A refugee accused of murder cried in the dock as he recalled the murder of his parents by the Taliban.
Lawangeen Abdulrahimzai is charged with the murder of 21-year-old Thomas Roberts outside a Subway sandwich shop in Old Christchurch Road, Bournemouth, in the early hours of March 12, 2022.
Abdulrahimzai, who is originally from Afghanistan, began to give evidence in his defence at Salisbury Crown Court on Monday.
He described his parents being killed when the Taliban planted bombs at his family home, as they suspected them of colluding with American forces.
He said: “I have seen some explosions not very far away.

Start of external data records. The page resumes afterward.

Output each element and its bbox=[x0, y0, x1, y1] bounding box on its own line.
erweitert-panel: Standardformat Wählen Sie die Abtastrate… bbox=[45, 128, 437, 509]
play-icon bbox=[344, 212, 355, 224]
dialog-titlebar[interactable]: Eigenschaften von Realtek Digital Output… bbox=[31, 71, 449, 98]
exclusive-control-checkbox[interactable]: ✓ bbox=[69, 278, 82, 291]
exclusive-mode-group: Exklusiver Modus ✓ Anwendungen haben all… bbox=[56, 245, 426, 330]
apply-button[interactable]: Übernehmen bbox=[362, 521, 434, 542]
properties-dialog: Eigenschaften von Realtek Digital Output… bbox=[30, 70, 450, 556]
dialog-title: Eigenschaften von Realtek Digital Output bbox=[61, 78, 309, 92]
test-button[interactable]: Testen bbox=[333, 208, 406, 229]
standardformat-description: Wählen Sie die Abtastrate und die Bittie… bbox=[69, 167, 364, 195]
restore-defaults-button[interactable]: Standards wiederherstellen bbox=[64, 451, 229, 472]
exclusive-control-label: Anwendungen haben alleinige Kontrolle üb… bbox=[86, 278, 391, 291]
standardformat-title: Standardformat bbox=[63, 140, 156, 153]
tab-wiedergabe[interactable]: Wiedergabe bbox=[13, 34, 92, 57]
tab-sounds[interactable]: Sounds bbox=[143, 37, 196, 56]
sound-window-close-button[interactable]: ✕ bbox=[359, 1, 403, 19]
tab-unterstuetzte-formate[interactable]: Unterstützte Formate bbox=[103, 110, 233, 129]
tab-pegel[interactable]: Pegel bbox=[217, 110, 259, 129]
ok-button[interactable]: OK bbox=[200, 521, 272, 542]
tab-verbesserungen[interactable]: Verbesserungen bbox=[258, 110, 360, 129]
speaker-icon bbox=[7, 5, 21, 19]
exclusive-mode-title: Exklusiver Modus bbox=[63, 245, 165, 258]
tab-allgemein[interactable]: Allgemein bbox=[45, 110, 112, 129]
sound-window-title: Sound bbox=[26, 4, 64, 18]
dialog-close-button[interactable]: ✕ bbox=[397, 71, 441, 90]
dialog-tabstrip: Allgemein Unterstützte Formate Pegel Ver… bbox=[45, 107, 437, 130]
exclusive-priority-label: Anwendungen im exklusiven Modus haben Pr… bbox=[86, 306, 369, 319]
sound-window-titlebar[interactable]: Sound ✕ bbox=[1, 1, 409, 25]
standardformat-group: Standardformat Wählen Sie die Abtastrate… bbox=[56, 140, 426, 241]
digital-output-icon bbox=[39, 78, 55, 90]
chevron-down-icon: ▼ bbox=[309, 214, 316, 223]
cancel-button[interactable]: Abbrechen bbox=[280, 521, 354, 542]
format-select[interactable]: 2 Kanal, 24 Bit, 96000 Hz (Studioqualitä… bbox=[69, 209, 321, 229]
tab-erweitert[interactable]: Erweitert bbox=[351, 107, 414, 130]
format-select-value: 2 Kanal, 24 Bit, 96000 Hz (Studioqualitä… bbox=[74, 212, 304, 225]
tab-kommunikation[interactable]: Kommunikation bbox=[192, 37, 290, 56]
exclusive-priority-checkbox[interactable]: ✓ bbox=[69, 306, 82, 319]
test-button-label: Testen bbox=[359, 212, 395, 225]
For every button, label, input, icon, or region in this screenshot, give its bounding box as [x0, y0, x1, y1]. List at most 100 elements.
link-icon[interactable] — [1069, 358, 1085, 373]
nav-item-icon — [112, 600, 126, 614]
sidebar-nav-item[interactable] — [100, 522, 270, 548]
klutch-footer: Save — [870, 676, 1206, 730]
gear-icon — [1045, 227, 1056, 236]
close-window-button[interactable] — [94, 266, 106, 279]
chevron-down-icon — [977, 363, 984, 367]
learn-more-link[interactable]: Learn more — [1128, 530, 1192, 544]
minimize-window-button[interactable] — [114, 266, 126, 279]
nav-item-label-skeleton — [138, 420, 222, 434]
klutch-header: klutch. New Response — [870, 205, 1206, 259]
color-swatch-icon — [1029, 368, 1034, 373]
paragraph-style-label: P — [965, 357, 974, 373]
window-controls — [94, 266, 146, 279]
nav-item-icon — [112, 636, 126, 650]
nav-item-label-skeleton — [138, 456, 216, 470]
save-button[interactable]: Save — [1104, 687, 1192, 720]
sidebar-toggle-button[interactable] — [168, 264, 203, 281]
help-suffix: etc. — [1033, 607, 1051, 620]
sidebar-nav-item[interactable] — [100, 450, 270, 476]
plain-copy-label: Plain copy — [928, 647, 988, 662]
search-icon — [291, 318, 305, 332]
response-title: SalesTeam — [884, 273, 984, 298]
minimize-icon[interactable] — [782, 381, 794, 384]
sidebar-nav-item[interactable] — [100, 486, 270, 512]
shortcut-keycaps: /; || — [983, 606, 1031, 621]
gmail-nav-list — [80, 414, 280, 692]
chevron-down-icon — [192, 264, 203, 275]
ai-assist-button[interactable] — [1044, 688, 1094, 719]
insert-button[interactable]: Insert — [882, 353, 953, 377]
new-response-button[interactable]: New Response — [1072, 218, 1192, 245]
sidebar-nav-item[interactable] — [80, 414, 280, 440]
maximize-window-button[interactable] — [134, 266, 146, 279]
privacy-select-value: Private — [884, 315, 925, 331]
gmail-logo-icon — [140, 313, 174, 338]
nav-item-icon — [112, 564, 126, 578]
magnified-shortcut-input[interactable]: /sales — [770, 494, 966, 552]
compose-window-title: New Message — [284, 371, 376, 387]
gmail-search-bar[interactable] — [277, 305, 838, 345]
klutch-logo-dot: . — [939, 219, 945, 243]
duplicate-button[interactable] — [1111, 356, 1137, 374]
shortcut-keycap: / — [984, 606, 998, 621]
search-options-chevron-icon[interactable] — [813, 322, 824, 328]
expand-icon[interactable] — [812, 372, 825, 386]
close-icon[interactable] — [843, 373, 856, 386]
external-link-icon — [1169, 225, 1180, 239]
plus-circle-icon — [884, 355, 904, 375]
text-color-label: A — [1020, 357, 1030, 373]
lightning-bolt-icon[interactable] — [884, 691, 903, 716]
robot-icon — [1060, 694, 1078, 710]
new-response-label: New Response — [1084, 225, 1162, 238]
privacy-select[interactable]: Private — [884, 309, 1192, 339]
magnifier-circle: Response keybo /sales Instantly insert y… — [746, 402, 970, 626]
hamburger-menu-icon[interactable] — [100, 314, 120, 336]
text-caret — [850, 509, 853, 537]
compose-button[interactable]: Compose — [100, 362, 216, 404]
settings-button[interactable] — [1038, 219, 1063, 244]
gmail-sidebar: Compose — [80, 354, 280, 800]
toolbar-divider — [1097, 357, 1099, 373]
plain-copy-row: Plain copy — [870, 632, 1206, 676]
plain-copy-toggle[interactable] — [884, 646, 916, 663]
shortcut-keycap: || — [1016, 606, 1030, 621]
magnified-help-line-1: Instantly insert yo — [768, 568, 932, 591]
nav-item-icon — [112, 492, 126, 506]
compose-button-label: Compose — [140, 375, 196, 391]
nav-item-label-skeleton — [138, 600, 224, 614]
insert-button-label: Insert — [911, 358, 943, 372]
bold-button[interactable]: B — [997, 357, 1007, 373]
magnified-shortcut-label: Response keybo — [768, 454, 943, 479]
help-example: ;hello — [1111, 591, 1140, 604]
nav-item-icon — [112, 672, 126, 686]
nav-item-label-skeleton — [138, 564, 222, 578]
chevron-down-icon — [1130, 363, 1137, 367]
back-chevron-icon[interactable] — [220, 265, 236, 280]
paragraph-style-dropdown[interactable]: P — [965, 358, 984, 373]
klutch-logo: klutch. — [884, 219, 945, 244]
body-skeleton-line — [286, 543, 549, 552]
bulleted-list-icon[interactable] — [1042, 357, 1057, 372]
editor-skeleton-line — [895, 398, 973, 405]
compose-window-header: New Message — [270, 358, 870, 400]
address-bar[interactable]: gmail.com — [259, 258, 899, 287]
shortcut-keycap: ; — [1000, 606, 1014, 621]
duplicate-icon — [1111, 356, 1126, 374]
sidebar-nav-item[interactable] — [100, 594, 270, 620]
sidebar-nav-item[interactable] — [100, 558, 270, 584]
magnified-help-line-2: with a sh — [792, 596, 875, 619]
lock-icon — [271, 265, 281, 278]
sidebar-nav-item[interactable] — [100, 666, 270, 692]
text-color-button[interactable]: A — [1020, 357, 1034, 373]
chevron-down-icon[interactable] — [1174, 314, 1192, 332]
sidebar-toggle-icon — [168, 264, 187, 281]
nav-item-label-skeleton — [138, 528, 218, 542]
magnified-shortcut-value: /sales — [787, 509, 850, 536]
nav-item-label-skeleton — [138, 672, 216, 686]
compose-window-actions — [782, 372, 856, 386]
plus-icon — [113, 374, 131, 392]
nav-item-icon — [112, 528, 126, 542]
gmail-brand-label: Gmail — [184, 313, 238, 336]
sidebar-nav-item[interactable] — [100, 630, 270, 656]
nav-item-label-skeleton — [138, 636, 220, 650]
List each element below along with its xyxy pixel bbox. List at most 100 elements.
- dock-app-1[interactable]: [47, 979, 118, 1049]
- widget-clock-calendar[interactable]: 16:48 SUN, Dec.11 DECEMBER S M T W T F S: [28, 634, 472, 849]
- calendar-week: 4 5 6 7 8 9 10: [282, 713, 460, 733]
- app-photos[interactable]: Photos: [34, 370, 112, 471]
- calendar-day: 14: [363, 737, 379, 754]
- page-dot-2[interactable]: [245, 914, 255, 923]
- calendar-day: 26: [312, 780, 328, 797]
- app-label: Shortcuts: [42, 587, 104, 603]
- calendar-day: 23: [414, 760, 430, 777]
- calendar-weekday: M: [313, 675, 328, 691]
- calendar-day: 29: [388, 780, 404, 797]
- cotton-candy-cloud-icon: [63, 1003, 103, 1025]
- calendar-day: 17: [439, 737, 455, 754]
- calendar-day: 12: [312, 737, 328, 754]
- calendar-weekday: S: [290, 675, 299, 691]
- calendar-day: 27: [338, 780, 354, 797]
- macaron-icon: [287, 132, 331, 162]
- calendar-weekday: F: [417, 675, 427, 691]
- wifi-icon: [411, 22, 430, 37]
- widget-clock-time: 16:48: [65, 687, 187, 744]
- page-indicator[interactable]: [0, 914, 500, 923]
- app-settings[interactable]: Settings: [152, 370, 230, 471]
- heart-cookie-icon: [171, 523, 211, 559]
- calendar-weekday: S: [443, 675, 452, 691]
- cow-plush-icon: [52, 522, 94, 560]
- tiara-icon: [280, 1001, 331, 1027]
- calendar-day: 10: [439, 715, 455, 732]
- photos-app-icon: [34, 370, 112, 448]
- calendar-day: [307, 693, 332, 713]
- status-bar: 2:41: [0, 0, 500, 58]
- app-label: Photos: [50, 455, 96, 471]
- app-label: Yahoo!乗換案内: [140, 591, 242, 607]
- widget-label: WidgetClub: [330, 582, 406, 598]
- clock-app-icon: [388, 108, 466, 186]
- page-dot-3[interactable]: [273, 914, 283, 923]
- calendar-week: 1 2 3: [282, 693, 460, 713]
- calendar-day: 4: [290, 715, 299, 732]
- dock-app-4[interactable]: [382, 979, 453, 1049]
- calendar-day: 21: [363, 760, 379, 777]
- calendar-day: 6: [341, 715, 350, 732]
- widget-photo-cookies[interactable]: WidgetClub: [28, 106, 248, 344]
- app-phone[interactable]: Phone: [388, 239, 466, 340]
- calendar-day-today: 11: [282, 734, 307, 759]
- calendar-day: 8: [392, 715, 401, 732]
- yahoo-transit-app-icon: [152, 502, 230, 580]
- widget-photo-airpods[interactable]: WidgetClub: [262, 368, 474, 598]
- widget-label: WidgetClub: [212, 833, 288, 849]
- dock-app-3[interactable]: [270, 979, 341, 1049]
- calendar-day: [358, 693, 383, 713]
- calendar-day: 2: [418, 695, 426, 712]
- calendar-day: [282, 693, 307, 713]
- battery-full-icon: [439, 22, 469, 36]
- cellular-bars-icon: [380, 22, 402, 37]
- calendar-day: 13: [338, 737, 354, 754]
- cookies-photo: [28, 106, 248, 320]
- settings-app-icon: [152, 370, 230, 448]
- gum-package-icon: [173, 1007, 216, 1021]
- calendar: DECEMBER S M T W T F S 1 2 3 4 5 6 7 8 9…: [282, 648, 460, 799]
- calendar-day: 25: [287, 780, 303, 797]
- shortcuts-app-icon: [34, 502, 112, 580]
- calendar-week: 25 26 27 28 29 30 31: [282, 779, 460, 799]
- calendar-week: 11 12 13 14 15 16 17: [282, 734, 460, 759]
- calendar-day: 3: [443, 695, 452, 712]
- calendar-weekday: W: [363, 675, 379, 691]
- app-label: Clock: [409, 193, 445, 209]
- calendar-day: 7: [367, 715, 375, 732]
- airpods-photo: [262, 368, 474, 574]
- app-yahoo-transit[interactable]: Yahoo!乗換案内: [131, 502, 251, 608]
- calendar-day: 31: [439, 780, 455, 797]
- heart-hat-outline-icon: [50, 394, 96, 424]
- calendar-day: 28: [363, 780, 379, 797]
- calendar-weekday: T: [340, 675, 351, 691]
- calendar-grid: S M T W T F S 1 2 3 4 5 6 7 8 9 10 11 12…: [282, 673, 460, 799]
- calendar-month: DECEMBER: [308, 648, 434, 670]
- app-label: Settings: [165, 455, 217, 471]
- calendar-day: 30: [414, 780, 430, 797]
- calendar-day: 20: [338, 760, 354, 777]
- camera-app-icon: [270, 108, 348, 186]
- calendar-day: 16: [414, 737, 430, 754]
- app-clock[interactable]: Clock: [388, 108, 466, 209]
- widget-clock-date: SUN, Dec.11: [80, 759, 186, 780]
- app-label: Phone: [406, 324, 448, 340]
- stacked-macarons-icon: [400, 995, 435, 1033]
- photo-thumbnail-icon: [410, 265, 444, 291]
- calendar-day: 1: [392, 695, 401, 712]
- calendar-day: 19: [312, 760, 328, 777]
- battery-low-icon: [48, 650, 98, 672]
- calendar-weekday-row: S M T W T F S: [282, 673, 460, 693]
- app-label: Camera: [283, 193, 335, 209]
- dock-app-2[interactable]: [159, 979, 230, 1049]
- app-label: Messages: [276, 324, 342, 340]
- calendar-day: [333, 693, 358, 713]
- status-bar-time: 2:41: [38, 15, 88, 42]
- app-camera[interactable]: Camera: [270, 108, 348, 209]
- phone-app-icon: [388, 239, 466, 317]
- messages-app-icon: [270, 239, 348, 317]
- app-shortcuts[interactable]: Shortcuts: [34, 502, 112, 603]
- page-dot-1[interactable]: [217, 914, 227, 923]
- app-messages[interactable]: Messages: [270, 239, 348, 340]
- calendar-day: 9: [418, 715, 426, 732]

There was an American base not far from where we lived and the Taliban would come and demand things and there would be fighting and gunshots.
“They used heavy weapons like rocket launchers. They planted bombs around my house, I was at my uncle’s house at the time, when I came home my parents were dead. I saw their body parts and a lot of blood.”
After briefly breaking down in tears, Abdulrahimzai said he was then captured and tortured by the Taliban for up to three weeks before being dumped and left for dead on the side of a road.
The jury was shown photographs of scarring all over his body which he says was caused by the torture, during which he was beaten with the butts of rifles and injured with knives.
However, a passer-by rescued him, tended to his wounds and put him back in touch with his uncle, who arranged for him to leave Afghanistan.
He first went to Serbia through Pakistan and Iran in October 2015, before arriving in Norway later that month with a friend he considered to be like an adopted brother.
Abdulrahimzai then left Norway and spent some time in Italy and Serbia. He applied for asylum in Norway, but when his application was refused in December 2019, he left out of fear of being deported back to Afghanistan.
He arrived in the UK in Poole, Dorset, in the same month and told the authorities he was 16 when he was arrested, but the court has since determined that he is now 21.
Abdulrahimzai said it was normal for people in Afghanistan to not know their dates of birth due to a lack of education, and his uncle had told him the incorrect date.
The defendant, who was living in Poole at the time of the incident, denies murder and the trial continues.